Boeing Co. BA spacecraft blasted into orbit and began racing toward the International Space Station, despite facing an issue with two of the thrusters the vehicle uses, reported WSJ.
Later Thursday, Boeing and NASA officials revealed that two of the thrusters used to maneuver the Starliner in orbit had failed. According to Mark Nappi, Boeing's vice president focused on the Starliner program; after those failures, a third thruster activated, allowing the vehicle to complete a key maneuver.
According to a National Aeronautics and Space Administration live broadcast, the Starliner spaceship launched into orbit shortly before 7 p.m. Eastern time Thursday from Kennedy Space Center in Florida, after months of delays.
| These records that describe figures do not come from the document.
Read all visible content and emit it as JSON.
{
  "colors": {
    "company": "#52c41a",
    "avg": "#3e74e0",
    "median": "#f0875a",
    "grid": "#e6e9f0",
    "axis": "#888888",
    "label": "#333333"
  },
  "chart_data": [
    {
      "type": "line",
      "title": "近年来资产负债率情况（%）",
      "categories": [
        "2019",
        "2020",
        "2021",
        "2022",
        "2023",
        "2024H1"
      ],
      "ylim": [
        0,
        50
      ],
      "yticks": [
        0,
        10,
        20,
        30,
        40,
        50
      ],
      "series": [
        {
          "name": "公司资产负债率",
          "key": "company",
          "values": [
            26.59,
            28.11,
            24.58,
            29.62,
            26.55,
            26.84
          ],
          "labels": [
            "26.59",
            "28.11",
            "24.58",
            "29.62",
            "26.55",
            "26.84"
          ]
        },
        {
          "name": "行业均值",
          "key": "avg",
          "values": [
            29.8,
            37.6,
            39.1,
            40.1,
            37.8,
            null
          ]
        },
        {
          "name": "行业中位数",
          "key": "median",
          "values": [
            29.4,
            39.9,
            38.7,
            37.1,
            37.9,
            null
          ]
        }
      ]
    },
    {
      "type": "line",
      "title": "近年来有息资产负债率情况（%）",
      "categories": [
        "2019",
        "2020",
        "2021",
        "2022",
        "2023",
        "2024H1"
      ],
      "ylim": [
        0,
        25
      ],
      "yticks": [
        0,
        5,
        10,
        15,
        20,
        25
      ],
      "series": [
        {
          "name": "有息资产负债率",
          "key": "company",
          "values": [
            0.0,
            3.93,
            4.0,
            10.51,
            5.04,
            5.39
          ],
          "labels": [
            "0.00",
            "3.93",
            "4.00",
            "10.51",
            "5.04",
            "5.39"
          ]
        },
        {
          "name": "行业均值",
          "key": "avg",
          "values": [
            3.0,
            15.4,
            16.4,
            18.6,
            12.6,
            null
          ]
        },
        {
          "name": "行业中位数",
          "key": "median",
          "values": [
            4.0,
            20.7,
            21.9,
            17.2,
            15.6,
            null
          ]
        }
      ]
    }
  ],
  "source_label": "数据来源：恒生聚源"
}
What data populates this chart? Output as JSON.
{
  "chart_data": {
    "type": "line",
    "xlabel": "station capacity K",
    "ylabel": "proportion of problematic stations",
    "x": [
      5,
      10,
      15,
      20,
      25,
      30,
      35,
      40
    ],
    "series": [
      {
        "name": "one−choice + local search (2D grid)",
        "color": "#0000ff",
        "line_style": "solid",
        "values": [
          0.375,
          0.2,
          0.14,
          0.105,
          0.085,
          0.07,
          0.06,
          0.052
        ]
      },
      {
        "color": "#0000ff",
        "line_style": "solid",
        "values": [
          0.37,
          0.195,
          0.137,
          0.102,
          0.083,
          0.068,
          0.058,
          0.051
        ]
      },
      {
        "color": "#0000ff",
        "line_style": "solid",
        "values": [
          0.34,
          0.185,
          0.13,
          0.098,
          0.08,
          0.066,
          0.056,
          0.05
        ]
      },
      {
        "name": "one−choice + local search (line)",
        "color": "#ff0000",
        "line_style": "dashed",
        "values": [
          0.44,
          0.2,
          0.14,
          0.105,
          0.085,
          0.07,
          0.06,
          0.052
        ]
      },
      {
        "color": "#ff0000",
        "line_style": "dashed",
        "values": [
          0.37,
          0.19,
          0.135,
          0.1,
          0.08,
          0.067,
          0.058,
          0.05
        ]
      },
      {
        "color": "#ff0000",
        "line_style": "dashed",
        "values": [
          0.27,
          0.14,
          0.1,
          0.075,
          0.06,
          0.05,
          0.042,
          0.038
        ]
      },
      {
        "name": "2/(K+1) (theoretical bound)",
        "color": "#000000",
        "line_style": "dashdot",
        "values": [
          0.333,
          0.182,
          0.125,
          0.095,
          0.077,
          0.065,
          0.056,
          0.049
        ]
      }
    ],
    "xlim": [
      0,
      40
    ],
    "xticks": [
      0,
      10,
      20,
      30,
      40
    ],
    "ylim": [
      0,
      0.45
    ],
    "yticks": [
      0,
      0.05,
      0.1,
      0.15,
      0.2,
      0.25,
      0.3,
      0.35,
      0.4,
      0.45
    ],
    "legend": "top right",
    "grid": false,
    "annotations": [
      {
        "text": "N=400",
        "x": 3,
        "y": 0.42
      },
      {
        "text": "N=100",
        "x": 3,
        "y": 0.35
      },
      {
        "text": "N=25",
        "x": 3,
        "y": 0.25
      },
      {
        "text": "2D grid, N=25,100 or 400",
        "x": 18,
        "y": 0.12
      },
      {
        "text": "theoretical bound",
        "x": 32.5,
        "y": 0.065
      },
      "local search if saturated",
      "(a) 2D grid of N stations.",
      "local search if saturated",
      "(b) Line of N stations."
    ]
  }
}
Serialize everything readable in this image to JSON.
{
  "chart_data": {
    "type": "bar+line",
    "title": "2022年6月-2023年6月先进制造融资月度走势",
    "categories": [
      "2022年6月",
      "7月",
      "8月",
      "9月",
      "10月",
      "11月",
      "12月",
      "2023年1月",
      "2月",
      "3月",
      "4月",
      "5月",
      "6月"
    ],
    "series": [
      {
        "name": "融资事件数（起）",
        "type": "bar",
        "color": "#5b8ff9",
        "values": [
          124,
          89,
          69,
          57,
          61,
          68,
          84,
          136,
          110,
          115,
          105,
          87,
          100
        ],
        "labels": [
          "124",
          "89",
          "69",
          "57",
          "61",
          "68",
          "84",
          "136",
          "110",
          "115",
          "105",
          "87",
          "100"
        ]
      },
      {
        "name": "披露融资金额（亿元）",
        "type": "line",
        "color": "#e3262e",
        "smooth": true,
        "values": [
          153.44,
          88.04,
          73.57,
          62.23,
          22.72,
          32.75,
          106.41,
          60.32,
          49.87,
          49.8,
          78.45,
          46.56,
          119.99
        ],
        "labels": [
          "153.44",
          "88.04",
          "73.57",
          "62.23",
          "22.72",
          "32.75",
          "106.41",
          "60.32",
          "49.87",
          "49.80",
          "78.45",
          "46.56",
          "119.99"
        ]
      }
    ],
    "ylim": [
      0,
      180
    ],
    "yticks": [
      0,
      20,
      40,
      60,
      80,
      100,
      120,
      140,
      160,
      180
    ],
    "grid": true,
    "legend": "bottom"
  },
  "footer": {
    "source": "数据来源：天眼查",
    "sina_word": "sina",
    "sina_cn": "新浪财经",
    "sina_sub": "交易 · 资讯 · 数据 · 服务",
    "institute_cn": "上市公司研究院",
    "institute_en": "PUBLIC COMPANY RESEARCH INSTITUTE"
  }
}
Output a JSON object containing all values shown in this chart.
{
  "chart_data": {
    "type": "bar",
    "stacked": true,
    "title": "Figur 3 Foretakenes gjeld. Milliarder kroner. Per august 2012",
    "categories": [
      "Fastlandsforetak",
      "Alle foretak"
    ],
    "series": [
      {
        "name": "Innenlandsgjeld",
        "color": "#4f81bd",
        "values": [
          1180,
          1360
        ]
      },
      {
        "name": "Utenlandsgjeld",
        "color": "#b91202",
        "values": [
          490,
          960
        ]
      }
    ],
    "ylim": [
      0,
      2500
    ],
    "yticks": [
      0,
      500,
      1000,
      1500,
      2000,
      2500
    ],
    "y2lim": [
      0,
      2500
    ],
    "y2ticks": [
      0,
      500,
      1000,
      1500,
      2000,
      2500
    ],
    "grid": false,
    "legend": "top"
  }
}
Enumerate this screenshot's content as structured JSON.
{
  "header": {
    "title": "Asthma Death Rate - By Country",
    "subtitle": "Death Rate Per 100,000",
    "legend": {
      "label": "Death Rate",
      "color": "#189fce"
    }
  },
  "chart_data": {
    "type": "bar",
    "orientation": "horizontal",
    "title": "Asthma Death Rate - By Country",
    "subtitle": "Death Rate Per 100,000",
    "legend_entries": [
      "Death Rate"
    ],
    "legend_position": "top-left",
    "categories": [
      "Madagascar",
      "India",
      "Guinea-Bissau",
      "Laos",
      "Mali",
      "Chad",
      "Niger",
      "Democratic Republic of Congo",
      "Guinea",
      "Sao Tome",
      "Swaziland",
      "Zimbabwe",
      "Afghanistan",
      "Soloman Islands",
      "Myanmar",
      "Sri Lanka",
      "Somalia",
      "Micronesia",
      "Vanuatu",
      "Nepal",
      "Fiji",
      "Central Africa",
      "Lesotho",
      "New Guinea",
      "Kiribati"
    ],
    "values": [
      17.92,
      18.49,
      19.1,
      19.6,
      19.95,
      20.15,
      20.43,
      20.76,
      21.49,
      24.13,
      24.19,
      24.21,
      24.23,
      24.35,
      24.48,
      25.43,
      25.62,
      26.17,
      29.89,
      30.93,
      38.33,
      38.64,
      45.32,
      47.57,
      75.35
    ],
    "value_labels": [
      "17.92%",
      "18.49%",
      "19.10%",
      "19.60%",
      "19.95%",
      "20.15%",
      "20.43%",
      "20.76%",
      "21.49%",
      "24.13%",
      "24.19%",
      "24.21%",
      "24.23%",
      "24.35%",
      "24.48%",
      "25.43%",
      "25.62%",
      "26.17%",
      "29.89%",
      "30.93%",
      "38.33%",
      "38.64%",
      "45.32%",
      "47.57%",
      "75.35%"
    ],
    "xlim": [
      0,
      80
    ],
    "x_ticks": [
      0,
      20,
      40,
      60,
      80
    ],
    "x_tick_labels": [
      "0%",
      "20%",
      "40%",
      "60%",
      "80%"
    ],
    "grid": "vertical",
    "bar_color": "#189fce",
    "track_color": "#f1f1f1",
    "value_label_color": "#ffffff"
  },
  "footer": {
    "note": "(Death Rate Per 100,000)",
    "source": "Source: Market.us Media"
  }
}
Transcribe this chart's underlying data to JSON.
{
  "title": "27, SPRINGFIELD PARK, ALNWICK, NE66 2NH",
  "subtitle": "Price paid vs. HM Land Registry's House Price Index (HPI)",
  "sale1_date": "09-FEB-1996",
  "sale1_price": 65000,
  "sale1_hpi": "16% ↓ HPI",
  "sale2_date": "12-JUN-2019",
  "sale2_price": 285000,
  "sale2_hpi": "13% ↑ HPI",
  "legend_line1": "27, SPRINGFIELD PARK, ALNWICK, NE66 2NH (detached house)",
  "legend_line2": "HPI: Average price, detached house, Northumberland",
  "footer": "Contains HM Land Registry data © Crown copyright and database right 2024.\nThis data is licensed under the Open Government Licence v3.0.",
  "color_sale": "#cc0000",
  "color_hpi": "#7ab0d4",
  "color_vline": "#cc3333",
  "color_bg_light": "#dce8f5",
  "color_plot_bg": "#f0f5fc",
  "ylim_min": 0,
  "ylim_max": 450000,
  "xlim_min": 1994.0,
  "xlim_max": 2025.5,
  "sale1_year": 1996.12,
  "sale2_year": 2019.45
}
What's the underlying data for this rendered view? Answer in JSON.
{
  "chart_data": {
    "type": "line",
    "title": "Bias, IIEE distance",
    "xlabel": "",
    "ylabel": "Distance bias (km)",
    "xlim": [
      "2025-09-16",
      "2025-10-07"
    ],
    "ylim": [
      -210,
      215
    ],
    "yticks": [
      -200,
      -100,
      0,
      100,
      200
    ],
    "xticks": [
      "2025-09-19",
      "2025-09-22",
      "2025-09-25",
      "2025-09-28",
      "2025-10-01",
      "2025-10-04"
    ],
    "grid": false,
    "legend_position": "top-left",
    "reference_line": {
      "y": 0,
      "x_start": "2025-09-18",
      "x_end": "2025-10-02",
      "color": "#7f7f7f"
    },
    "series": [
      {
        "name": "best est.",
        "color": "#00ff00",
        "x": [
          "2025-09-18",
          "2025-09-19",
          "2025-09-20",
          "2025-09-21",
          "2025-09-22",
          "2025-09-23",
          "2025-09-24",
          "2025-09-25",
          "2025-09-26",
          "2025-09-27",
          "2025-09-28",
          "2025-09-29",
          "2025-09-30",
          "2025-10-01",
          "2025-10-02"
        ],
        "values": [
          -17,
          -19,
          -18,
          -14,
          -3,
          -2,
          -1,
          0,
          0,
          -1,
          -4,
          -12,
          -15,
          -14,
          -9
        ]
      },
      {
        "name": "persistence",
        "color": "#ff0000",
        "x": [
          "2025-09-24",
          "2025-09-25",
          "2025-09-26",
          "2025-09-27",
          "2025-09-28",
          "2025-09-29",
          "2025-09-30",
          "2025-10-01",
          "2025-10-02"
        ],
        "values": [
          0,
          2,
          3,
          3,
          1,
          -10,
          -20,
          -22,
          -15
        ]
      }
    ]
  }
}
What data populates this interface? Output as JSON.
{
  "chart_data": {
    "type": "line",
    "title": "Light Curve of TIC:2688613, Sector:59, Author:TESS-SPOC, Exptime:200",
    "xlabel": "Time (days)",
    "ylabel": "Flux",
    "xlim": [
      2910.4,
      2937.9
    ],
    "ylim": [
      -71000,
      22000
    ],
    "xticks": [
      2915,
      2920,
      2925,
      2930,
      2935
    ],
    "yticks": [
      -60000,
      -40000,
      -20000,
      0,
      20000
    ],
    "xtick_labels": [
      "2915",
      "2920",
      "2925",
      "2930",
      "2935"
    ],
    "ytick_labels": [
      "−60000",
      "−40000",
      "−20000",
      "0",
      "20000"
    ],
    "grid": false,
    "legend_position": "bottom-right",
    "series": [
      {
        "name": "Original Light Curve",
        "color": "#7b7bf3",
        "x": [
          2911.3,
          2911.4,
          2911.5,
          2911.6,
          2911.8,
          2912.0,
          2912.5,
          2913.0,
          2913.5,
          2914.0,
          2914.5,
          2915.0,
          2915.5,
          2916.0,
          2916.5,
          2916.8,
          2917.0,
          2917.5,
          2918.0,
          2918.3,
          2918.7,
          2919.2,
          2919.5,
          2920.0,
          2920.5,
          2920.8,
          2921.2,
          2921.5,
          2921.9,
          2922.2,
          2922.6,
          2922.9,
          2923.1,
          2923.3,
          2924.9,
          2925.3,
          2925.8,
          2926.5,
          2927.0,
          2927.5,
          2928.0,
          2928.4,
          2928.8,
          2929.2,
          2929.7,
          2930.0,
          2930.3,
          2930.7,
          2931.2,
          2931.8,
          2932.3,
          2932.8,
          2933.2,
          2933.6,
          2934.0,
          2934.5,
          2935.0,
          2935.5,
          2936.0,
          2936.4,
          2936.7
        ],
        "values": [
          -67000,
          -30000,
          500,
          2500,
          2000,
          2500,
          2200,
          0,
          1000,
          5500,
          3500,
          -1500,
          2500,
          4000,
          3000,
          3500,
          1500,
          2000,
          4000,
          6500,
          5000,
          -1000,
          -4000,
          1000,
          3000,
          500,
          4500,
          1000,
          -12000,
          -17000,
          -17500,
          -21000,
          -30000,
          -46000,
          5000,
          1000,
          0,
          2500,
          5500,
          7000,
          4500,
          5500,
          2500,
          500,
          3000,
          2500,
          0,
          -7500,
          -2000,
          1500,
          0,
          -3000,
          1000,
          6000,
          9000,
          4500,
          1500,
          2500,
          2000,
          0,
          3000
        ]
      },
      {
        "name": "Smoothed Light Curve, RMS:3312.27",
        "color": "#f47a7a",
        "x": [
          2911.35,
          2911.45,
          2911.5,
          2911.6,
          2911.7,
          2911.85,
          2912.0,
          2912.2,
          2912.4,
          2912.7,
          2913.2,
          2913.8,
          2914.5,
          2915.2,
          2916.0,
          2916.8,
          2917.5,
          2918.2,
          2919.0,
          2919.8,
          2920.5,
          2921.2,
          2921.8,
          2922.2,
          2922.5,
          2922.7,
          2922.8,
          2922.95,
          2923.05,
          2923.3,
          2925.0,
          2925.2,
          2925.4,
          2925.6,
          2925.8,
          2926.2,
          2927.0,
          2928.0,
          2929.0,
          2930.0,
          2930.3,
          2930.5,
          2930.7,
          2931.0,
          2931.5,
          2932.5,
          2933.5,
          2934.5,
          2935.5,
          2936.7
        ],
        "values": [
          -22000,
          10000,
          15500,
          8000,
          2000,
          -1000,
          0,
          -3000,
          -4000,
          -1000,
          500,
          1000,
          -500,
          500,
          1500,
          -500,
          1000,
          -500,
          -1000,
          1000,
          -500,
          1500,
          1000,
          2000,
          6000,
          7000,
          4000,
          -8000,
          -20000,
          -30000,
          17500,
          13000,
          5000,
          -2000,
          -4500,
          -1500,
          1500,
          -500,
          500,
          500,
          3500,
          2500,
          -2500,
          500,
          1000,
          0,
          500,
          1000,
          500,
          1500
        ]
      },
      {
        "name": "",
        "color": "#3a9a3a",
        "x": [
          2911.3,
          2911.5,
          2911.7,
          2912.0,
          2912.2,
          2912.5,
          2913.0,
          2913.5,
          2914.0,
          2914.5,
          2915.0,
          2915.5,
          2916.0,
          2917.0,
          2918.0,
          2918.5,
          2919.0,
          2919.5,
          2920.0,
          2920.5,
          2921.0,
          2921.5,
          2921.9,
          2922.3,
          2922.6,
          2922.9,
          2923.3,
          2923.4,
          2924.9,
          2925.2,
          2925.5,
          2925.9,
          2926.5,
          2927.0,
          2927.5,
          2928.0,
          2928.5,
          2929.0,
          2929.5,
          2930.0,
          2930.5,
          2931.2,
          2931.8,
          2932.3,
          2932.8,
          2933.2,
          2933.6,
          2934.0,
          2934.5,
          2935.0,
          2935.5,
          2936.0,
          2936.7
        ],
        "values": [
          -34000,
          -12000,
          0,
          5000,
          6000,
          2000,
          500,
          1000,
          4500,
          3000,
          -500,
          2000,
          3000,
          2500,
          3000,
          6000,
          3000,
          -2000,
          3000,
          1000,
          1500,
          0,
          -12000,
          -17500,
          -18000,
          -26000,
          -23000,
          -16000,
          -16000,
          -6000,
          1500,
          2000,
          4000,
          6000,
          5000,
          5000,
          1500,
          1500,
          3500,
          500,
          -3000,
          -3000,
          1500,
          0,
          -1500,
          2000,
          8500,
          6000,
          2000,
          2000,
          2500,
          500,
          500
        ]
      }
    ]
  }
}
The vehicle is scheduled to fly to the space station on Friday and dock there before returning to Earth several days later.
An Atlas 5 rocket operated by United Launch Alliance, a company owned by Boeing and Lockheed Martin Corporation LMT., used its powerful boosters to launch the Starliner.
The capsule is set to carry food and other cargo to the space station in a trip that should take about a day and transport other items back to Earth.
The Starliner, a gumdrop-shaped vehicle with seven seats, has yet to complete a test mission to the orbiting facility. Boeing and NASA could not complete the first demonstration flight in 2019 due to a software glitch, and officials canceled a makeup mission last summer due to issues with the vehicle's valves.
Price Action: BA shares traded higher by 1.81% at $129.44 and LMT higher by 0.52% at $427.72 during the premarket session on Friday.